Dopo il corteo che lo scorso 4 settembre ha portato in strada più di mille cittadini contrari al forno elettrico a Cornigliano, è in programma una nuova mobilitazione. Il prossimo appuntamento sarà mercoledì 24 settembre, alle 14.15, davanti a Palazzo Tursi, con un flash mob organizzato dal comitato “No Forno Elettrico Genova”.
“Ci sono in corso alcune iniziative nostre in autonomia, tra cui un convegno a inizio ottobre a Cornigliano con esperti di livello nazionale. Intanto, in occasione del convegno Arpal previsto il 24 e 25 settembre durante il quale si parlerà di controllo ambientale anche con l’utilizzo dell’intelligenza artificiale, abbiamo deciso di organizzare un flash mob”, spiega Daniela Malini, referente del comitato.
L’iniziativa prevede che i partecipanti indossino tute bianche, presentandosi con uno striscione di Elda Gavelli, oltre a chi terrà in mano richieste formali riguardo alle centraline di monitoraggio dell’aria, assenti da vent’anni nel quartiere. “Arpal ha risposto in due modi diversi in pochi giorni, prima scaricando la responsabilità sulla Regione, poi sulla Città Metropolitana, a conferma di una grande confusione. Ma la salute dei cittadini dovrebbe essere la priorità”, sottolinea Malini.
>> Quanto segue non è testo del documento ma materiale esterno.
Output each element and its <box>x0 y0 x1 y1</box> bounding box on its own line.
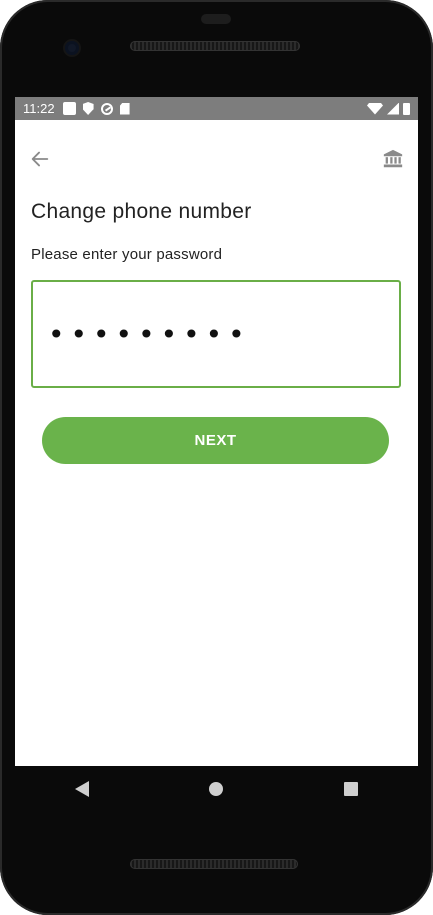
top-notch <box>201 14 231 24</box>
battery-icon <box>403 102 410 115</box>
password-input-value: ••••••••• <box>48 317 251 351</box>
shield-icon <box>82 102 94 115</box>
status-time: 11:22 <box>23 101 55 116</box>
status-left-icons <box>62 102 130 115</box>
status-right-icons <box>367 102 410 115</box>
app-bar <box>15 120 418 192</box>
system-nav-bar <box>15 766 418 812</box>
page-title: Change phone number <box>31 200 252 223</box>
password-prompt-label: Please enter your password <box>31 246 223 263</box>
next-button[interactable]: NEXT <box>42 417 389 464</box>
recents-icon[interactable] <box>343 782 358 796</box>
bottom-speaker <box>130 859 298 869</box>
cell-signal-icon <box>387 102 399 115</box>
back-icon[interactable] <box>75 781 90 797</box>
bank-icon[interactable] <box>382 148 404 170</box>
wifi-icon <box>367 102 383 115</box>
status-bar: 11:22 <box>15 97 418 120</box>
dnd-icon <box>100 102 113 115</box>
password-input[interactable]: ••••••••• <box>31 280 401 388</box>
home-icon[interactable] <box>209 782 224 796</box>
front-camera <box>65 41 79 55</box>
sd-card-icon <box>119 102 130 115</box>
arrow-left-icon[interactable] <box>29 148 51 170</box>
screen: 11:22 Change phone number Please enter y… <box>15 97 418 766</box>
square-notification-icon <box>62 102 76 115</box>
phone-device: 11:22 Change phone number Please enter y… <box>0 0 433 915</box>
earpiece-speaker <box>130 41 300 51</box>
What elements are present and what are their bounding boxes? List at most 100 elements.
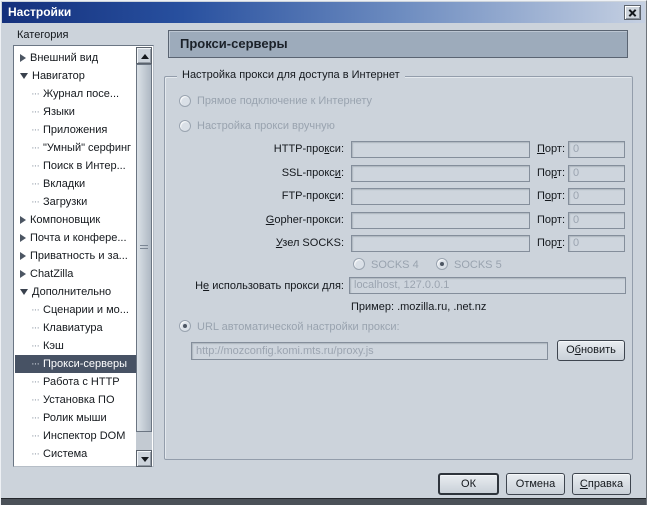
close-icon xyxy=(628,12,637,13)
tree-item[interactable]: Клавиатура xyxy=(15,319,137,337)
scroll-up-button[interactable] xyxy=(136,47,152,64)
tree-item-label: Навигатор xyxy=(32,70,85,82)
twisty-collapsed-icon[interactable] xyxy=(20,270,26,278)
tree-item[interactable]: Вкладки xyxy=(15,175,137,193)
close-button[interactable] xyxy=(624,5,641,20)
category-tree[interactable]: Внешний вид Навигатор Журнал посе... Языки П… xyxy=(13,45,154,467)
scrollbar-thumb[interactable] xyxy=(136,64,152,432)
proxy-field-label: SSL-прокси: xyxy=(164,167,344,179)
port-label: Порт: xyxy=(537,214,569,226)
tree-line xyxy=(31,448,43,460)
twisty-collapsed-icon[interactable] xyxy=(20,54,26,62)
preferences-dialog: Настройки Категория Внешний видНавигатор… xyxy=(0,0,647,505)
tree-scrollbar[interactable] xyxy=(136,47,152,467)
port-input: 0 xyxy=(568,188,625,205)
noproxy-label: Не использовать прокси для: xyxy=(164,280,344,292)
tree-item-label: ChatZilla xyxy=(30,268,73,280)
tree-item[interactable]: Поиск в Интер... xyxy=(15,157,137,175)
tree-item-label: "Умный" серфинг xyxy=(43,142,131,154)
twisty-expanded-icon[interactable] xyxy=(20,289,28,295)
tree-item[interactable]: Ролик мыши xyxy=(15,409,137,427)
tree-item[interactable]: Система xyxy=(15,445,137,463)
tree-item[interactable]: Внешний вид xyxy=(15,49,137,67)
tree-item[interactable]: Журнал посе... xyxy=(15,85,137,103)
scroll-down-button[interactable] xyxy=(136,450,152,467)
tree-item-label: Вкладки xyxy=(43,178,85,190)
window-title: Настройки xyxy=(8,5,71,19)
tree-line xyxy=(31,376,43,388)
title-bar[interactable]: Настройки xyxy=(2,2,645,23)
tree-item-label: Инспектор DOM xyxy=(43,430,125,442)
proxy-host-input xyxy=(351,141,530,158)
auto-url-label: URL автоматической настройки прокси: xyxy=(197,321,400,333)
tree-item-label: Система xyxy=(43,448,87,460)
tree-item[interactable]: Работа с HTTP xyxy=(15,373,137,391)
tree-item-label: Клавиатура xyxy=(43,322,103,334)
tree-item[interactable]: Компоновщик xyxy=(15,211,137,229)
tree-item[interactable]: Приватность и за... xyxy=(15,247,137,265)
proxy-field-label: Узел SOCKS: xyxy=(164,237,344,249)
tree-item[interactable]: Загрузки xyxy=(15,193,137,211)
tree-line xyxy=(31,340,43,352)
direct-connection-radio xyxy=(179,95,191,107)
direct-connection-label: Прямое подключение к Интернету xyxy=(197,95,372,107)
thumb-grip-icon xyxy=(140,245,148,251)
ok-button[interactable]: ОК xyxy=(438,473,499,495)
port-input: 0 xyxy=(568,212,625,229)
tree-item[interactable]: Дополнительно xyxy=(15,283,137,301)
tree-item-label: Установка ПО xyxy=(43,394,115,406)
panel-title: Прокси-серверы xyxy=(180,36,288,51)
help-button[interactable]: Справка xyxy=(572,473,631,495)
twisty-collapsed-icon[interactable] xyxy=(20,216,26,224)
tree-line xyxy=(31,358,43,370)
twisty-collapsed-icon[interactable] xyxy=(20,252,26,260)
port-label: Порт: xyxy=(537,167,569,179)
tree-line xyxy=(31,394,43,406)
example-text: Пример: .mozilla.ru, .net.nz xyxy=(351,301,486,313)
proxy-field-label: Gopher-прокси: xyxy=(164,214,344,226)
window-bottom-edge xyxy=(1,498,646,505)
tree-item-label: Дополнительно xyxy=(32,286,111,298)
tree-line xyxy=(31,412,43,424)
tree-item-label: Приложения xyxy=(43,124,107,136)
tree-item-label: Компоновщик xyxy=(30,214,100,226)
tree-item[interactable]: "Умный" серфинг xyxy=(15,139,137,157)
proxy-host-input xyxy=(351,212,530,229)
proxy-field-label: HTTP-прокси: xyxy=(164,143,344,155)
twisty-collapsed-icon[interactable] xyxy=(20,234,26,242)
tree-item[interactable]: Инспектор DOM xyxy=(15,427,137,445)
tree-line xyxy=(31,142,43,154)
proxy-host-input xyxy=(351,188,530,205)
reload-button[interactable]: Обновить xyxy=(557,340,625,361)
tree-item-label: Ролик мыши xyxy=(43,412,107,424)
tree-item[interactable]: ChatZilla xyxy=(15,265,137,283)
tree-item[interactable]: Навигатор xyxy=(15,67,137,85)
socks4-radio xyxy=(353,258,365,270)
tree-item-label: Поиск в Интер... xyxy=(43,160,126,172)
tree-item[interactable]: Сценарии и мо... xyxy=(15,301,137,319)
tree-item-label: Языки xyxy=(43,106,75,118)
tree-item-label: Сценарии и мо... xyxy=(43,304,129,316)
tree-item-label: Внешний вид xyxy=(30,52,98,64)
tree-item[interactable]: Кэш xyxy=(15,337,137,355)
manual-proxy-label: Настройка прокси вручную xyxy=(197,120,335,132)
noproxy-input: localhost, 127.0.0.1 xyxy=(349,277,626,294)
manual-proxy-radio xyxy=(179,120,191,132)
proxy-host-input xyxy=(351,235,530,252)
port-input: 0 xyxy=(568,165,625,182)
tree-item[interactable]: Языки xyxy=(15,103,137,121)
twisty-expanded-icon[interactable] xyxy=(20,73,28,79)
tree-item-label: Кэш xyxy=(43,340,64,352)
group-legend: Настройка прокси для доступа в Интернет xyxy=(177,69,405,81)
tree-item[interactable]: Прокси-серверы xyxy=(15,355,137,373)
arrow-up-icon xyxy=(141,54,149,59)
tree-item[interactable]: Почта и конфере... xyxy=(15,229,137,247)
port-label: Порт: xyxy=(537,143,569,155)
tree-item-label: Работа с HTTP xyxy=(43,376,120,388)
proxy-field-label: FTP-прокси: xyxy=(164,190,344,202)
tree-item[interactable]: Приложения xyxy=(15,121,137,139)
port-label: Порт: xyxy=(537,237,569,249)
port-label: Порт: xyxy=(537,190,569,202)
tree-item[interactable]: Установка ПО xyxy=(15,391,137,409)
cancel-button[interactable]: Отмена xyxy=(506,473,565,495)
Il flash mob si concluderà intorno alle 15.15: “Rimarremo immobili di fronte a Tursi fino a quell’ora, poi consegneremo una serie articoli della Costituzione, il 32 e il 41, e convenzioni europee sui diritti ambientali in un contenitore destinato alla sindaca”.
L’obiettivo è anche di chiedere direttamente alla sindaca Silvia Salis di fornire i dati scientifici che ha consultato a sostegno delle sue posizioni sul forno elettrico: “Non è un attacco personale – chiarisce Malini – ma un invito a mostrare documenti concreti, così come a chiarire la questione delle centraline”.
L’appello è rivolto a tutti i cittadini: “Non solo a Cornigliano – conclude – ma a chiunque tenga davvero alla salute e all’ambiente”.